Wintshikan sighed. “So it seems. I haven’t tried the reading yet. Hold my hand and look with me.”

She touched the bottom card with a fingertip, murmured, “From the Egg all things arise.” The card was a stiff leather rectangle painted white with an oval drawn by one sweep of a brush, set inside a thin blackline box with the number glyph for one at the top, a saying from the Prophet printed at the bottom, the whole varnished with a clear shiny substance. “A new thing arises and only God can judge whether it is for good or ill.”

She touched the first card in the second row. “Here are the determinants that mark the days ahead.” Inside the blackline box was a thick jagged line with arrow points on both ends and the glyph for nine.

“Lightning is God’s Fire, both joining and sundering, illuminating and destroying.”
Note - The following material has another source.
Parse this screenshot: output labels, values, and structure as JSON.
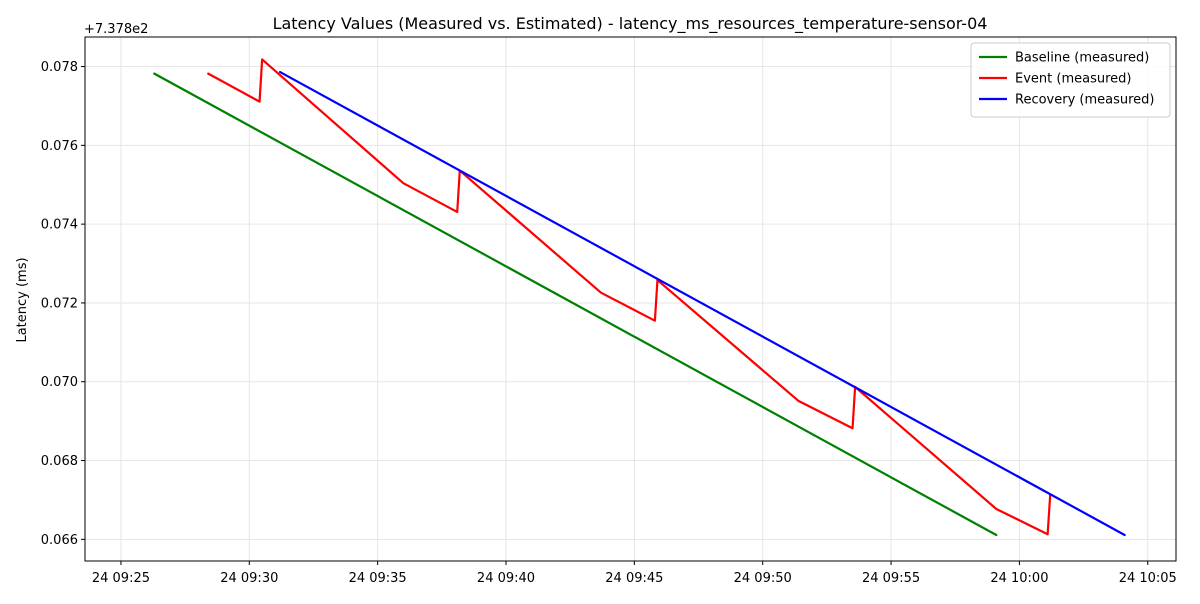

She touched the second card, an inverted U drawn with one quick sweep of the brush by the long dead painter who’d made the cards; at the top was the glyph for six. “Mountain and fern, nurture and life, stability and the handing on of the Right Way.” The third card in this middle row showed an oval like the first, but this was one filled with black. Glyph twenty-four. “Death. The end and the beginning.”

She contemplated the row for a moment, then she shook her head. “Each sign is a contradiction of the others. I see only confusion not direction.”

Zell patted her thigh.

“Yes. Finish the first scan, then try to sort.” She moved her finger to the lefthand card in the top row. “These are guides to direct us to the Right Path.” Three vertical lines, the sign of the tribond, mal-fem-anya. Glyph three. “As God is All and In all things, so should the Three be one, cherishing difference and celebrating oneness. I feel this as a rebuke. I have left the Right Path and must return. I am Heka and have led my own astray.”

Zell pinched her, shook xe’s head, pointed at the last card.

Wintshikan moved her fmger, touched the card. Two vertical strokes with a third across the top, joining them. Posts and lintel. The Gateway. Glyph twelve. “The sign in the middle that looks two ways.”

She contemplated the layout for several more minutes, finally shaking her own head. “All I can take from this is that we are on the edge of something, walking the balance between good and evil. And we must be wise in our choices.” She gathered the cards and folded the scarf around them, replacing them in the bone box the Painter had made for them,

+You think of going hohekil?+

“I helped stone Raxal when he went hohekil, I called him a deserter and abandoned of God. I’ve cursed hohekil at the Meeting Ground. I’ve roared with the others to drown out their words. I never listened to them when they tried to tell us all that we’d chosen the wrong road, that this is not God’s war, but ours.” She rubbed her hands across her face. “Why isn’t anything clear and simple any more? Yes. I’m very close to standing before the ixis, taking off the Heka’s Shawl and saying to them ‘stone me if you must, but I turn my back on the war and walk away.’”

+I am glad. My heart for this war died with our son.+ “You never said.”

+What use are words? I could not leave you and I didn’t wish to add to your grief, Wintashi.+

A scream broke into the silence of the camp. Zell paused to gather up the card box and slip it into xe’s pouch, then ducked past the tent flap.

Luca stood by the embers of the fire, wild-eyed and panting. “Get away,” she shrieked, “They’re coming, Impix are coming, I saw them, they’re following that phe…” There was a shot out of the dark behind her, a sudden leak of blood darkening her sleeve. She dived away, scrambled on hands and knees into the shadow under the trees.